Als ich im Bus saß, war ich alles: Ich war schockiert und zugleich amüsiert. Ich war glücklich und hatte Angst. Ich war stolz auf mich und hätte mir am liebsten selbst eine reingehauen. Ich starrte wie irre aus dem Fenster und brummte irgendwelche sinnlosen Sätze vor mich hin, worauf die alte Dame neben mir ihren kleinen Hund schnappte und sich schleunigst ein paar Reihe von mir entfernt niederließ.
„Aber, aber, kleiner Benny. Der seltsame Mann tut dir doch nichts!“, versuchte sie den kleinen Benny zu beruhigen. Der kleine Benny aber war anscheinend davon überzeugt, dass dem nicht so war, fletschte die Zähne und knurrte mich zwischen den Sitzen hindurch an.
Als Benny sich dann endlich doch noch beruhigte, musste ich auch schon aussteigen. Es regnete nicht mehr ganz so stark. Ich lief zum Haus meiner Mutter.
Kaum, dass ich an der Tür geklopft hatte, riss sie diese auf und fiel mir um den Hals. Ich konnte zuerst nicht feststellen, ob sie lachte oder weinte, doch als mir George entgegensprang und dabei eine Sektflasche köpfte, war ich mir ziemlich sicher, dass sie nicht weinte.
„Jonathan, du alter Haudegen!“, schrie George aus voller Kehle, „Ich wusste es! Ich wusste es!“
Und er nahm noch einen kräftigen Schluck aus der Flasche. Er zog meine Mutter, die sich noch immer an mich klammerte, und mich ins Haus. Da war ich wieder.
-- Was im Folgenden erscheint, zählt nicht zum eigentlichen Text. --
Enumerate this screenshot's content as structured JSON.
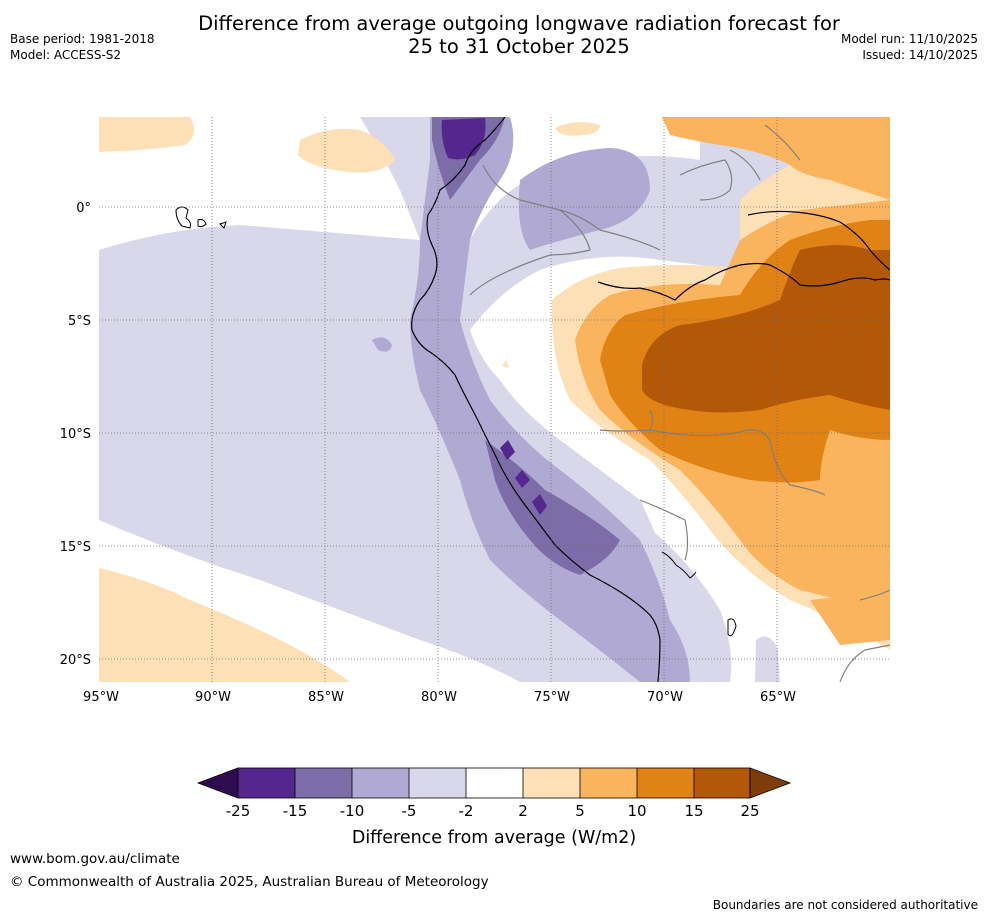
{
  "title": {
    "line1": "Difference from average outgoing longwave radiation forecast for",
    "line2": "25 to 31 October 2025"
  },
  "meta": {
    "base_period": "Base period: 1981-2018",
    "model": "Model: ACCESS-S2",
    "model_run": "Model run: 11/10/2025",
    "issued": "Issued: 14/10/2025"
  },
  "map": {
    "lat_labels": [
      "0°",
      "5°S",
      "10°S",
      "15°S",
      "20°S"
    ],
    "lon_labels": [
      "95°W",
      "90°W",
      "85°W",
      "80°W",
      "75°W",
      "70°W",
      "65°W"
    ]
  },
  "colorbar": {
    "ticks": [
      "-25",
      "-15",
      "-10",
      "-5",
      "-2",
      "2",
      "5",
      "10",
      "15",
      "25"
    ],
    "label": "Difference from average (W/m2)",
    "colors": {
      "lt_neg25": "#2e0c4e",
      "neg25_neg15": "#54278f",
      "neg15_neg10": "#7c6da8",
      "neg10_neg5": "#b0aad2",
      "neg5_neg2": "#d8d8ea",
      "neg2_2": "#ffffff",
      "pos2_5": "#fde0b6",
      "pos5_10": "#fbb45e",
      "pos10_15": "#e08214",
      "pos15_25": "#b35806",
      "gt_25": "#7f3b08"
    }
  },
  "footer": {
    "link": "www.bom.gov.au/climate",
    "copyright": "© Commonwealth of Australia 2025, Australian Bureau of Meteorology",
    "note": "Boundaries are not considered authoritative"
  }
}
Normalerweise erwartet man sich ja von seiner Mutter eine Standpauke oder zumindest ein besorgt-hysterisches „Aber was soll denn nun aus dir werden?“ Doch das war nicht der Fall. Ich war mir sicher, noch vor einigen Jahren, B.G., also: before George, hätte sie auch so reagiert. Aber seit sie mit George zusammen war, hatte sie sich stark verändert.
Sie war noch immer die liebevolle Mutter, die mich umsorgte, aber eben nicht mehr sorgenvoll. Sie war freier, glücklicher und sie hatte mehr Vertrauen in das Leben an sich.